El Bronx tiene que ver de una parte con la política hacia el habitante de calle, al cual se le deben reconocer sus derechos como ser humano y apoyarlo para hacerle su vida menos triste y cruel; y con el desbordado crecimiento del consumo local de drogas, especialmente entre jóvenes inducidos y esclavizados por criminales que merecen la mayor sanción social y penal posible; lo iniciado por Petro al respecto es importante a partir de entender que el drogadicto es un enfermo que necesita tratamiento, comprensión y un apoyo efectivo y desburocratizado. Algo semejante se puede decir del drama social y humano de los embarazos adolescentes, no registrado por el radar peñalosista; drama que crece como espuma en medio de la indiferencia de una sociedad y unas iglesias más preocupadas por los abortos que por la pérdida del sentido profundo de la vida y de la responsabilidad de darle origen. Con la vida no se juega.
Destaco la acción puntual pero fundamental de tapar los huecos en unas calles que parecen bombardeadas; esa tarea tuvo un comienzo, pero no puede tener fin. Su complemento lógico es continuar con la recuperación de andenes iniciada por Petro, pues el peatón es tan importante como el ciclista, el ídolo mayor en el altar peñalosista.
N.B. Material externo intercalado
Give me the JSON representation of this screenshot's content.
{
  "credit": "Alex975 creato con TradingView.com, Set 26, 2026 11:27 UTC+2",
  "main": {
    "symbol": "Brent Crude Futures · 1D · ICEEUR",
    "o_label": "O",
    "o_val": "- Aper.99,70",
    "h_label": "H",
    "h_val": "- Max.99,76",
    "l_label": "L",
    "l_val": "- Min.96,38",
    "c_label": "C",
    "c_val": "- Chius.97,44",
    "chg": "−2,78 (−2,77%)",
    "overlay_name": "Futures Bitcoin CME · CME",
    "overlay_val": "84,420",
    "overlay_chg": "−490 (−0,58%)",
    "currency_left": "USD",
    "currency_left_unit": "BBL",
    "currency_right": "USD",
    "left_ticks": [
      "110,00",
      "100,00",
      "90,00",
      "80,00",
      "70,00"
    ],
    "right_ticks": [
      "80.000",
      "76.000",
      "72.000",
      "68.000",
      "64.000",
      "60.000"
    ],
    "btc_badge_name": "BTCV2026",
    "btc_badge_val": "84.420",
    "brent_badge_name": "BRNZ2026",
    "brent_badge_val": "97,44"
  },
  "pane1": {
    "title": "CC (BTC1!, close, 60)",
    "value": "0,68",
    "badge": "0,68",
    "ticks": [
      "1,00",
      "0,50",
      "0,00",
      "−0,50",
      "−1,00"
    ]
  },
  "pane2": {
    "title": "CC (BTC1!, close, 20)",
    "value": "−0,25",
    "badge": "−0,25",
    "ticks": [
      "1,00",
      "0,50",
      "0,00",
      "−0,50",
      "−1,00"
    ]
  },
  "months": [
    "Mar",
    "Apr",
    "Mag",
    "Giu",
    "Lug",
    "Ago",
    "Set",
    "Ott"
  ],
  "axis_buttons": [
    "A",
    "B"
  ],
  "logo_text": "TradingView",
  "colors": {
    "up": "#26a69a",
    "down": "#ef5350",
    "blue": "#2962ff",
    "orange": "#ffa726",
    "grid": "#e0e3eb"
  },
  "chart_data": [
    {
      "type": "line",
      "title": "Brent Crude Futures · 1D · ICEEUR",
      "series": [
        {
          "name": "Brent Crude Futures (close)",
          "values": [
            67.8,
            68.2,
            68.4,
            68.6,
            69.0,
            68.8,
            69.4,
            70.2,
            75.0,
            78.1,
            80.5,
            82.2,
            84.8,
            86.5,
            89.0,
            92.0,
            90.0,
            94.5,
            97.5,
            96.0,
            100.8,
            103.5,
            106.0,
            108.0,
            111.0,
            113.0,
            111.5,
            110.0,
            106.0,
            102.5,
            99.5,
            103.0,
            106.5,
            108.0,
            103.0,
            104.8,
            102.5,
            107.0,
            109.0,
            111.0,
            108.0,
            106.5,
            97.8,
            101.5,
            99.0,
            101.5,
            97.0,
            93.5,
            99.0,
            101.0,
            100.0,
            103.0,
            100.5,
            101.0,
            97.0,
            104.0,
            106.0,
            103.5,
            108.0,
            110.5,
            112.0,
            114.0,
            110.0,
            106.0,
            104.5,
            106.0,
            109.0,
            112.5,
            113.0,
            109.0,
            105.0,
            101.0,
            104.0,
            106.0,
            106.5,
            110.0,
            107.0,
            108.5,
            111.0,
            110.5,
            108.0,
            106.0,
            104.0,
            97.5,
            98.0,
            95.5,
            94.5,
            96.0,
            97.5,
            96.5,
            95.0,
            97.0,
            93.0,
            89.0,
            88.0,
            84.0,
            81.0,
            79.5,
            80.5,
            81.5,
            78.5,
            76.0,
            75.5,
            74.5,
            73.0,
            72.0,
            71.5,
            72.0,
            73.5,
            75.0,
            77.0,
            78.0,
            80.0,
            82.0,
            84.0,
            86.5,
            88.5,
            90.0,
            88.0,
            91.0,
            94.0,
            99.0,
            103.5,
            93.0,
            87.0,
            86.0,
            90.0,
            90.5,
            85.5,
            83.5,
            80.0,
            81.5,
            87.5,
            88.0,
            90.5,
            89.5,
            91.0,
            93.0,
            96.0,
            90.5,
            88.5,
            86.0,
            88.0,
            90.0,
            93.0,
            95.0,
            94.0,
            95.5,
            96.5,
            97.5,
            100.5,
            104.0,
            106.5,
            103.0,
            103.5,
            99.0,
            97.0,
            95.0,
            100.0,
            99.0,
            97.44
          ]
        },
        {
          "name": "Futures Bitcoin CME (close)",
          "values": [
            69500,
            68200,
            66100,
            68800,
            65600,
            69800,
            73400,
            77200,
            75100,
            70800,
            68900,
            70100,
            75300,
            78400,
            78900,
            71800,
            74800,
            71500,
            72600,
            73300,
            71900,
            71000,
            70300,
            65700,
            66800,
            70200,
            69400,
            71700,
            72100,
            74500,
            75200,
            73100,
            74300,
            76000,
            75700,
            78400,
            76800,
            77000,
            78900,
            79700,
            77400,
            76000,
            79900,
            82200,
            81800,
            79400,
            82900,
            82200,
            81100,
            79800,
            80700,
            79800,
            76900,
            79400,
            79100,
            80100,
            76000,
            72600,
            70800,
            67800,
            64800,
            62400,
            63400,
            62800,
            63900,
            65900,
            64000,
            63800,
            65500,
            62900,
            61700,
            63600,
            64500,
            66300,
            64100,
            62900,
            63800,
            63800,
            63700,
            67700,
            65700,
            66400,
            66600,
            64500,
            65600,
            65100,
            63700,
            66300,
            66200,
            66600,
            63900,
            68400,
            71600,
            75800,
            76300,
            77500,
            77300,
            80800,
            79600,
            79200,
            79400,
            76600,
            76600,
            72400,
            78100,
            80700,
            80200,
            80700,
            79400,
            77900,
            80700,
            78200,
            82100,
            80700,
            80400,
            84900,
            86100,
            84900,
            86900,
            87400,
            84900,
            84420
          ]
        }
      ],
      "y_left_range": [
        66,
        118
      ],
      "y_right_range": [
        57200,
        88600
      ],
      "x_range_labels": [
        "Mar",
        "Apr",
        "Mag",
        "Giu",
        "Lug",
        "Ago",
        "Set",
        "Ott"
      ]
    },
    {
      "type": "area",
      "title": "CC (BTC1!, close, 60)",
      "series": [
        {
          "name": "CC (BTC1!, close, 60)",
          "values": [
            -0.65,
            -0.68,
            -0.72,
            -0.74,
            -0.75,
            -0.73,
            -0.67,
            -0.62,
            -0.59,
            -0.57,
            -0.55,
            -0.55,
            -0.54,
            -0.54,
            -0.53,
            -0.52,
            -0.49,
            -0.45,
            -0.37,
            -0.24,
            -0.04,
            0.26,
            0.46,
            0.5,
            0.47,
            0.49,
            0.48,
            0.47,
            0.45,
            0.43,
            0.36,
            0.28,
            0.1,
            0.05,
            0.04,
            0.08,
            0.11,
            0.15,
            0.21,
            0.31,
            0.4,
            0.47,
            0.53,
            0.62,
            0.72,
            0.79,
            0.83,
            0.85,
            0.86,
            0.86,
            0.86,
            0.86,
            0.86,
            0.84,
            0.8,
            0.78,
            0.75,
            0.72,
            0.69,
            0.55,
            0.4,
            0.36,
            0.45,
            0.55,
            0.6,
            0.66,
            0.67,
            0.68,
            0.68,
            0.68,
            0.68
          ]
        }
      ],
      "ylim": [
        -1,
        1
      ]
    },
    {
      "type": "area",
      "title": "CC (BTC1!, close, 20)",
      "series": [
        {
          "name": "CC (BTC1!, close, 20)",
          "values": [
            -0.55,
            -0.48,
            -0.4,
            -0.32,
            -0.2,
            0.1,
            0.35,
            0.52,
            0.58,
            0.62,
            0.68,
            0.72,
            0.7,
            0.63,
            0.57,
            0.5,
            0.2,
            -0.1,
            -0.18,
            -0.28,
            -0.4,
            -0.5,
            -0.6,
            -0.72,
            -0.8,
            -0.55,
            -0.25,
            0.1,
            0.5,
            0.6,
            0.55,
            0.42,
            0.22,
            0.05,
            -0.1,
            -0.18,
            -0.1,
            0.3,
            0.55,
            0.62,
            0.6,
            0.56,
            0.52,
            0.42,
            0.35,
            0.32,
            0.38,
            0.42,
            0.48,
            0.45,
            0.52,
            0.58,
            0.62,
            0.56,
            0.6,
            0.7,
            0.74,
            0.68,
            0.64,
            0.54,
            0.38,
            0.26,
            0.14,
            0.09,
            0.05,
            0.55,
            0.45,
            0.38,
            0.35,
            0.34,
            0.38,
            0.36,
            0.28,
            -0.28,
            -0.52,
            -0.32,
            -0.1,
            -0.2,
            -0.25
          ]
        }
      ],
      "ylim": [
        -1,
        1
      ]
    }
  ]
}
Peñalosa que tanto conoce de temas urbanos debe tener claro que no hay sistema de transporte público que no tenga algún tipo y grado de subsidio, un asunto que no puede simplemente descartarse de un plumazo; Petro precipitó la puesta en operación del SITP, el alcalde debe garantizar que el sistema se consolide; el metro por lógica y por experiencia mundial debe ser su eje.
Remato reconociendo la importancia del programa de atención prioritaria a niños menores de cinco años en condición de vulnerabilidad, con el no despreciable presupuesto de $3.6 billones. Veremos en Diciembre que logra consolidar Peñalosa en su primer año, el que le dará el perfil y el tono a su obra.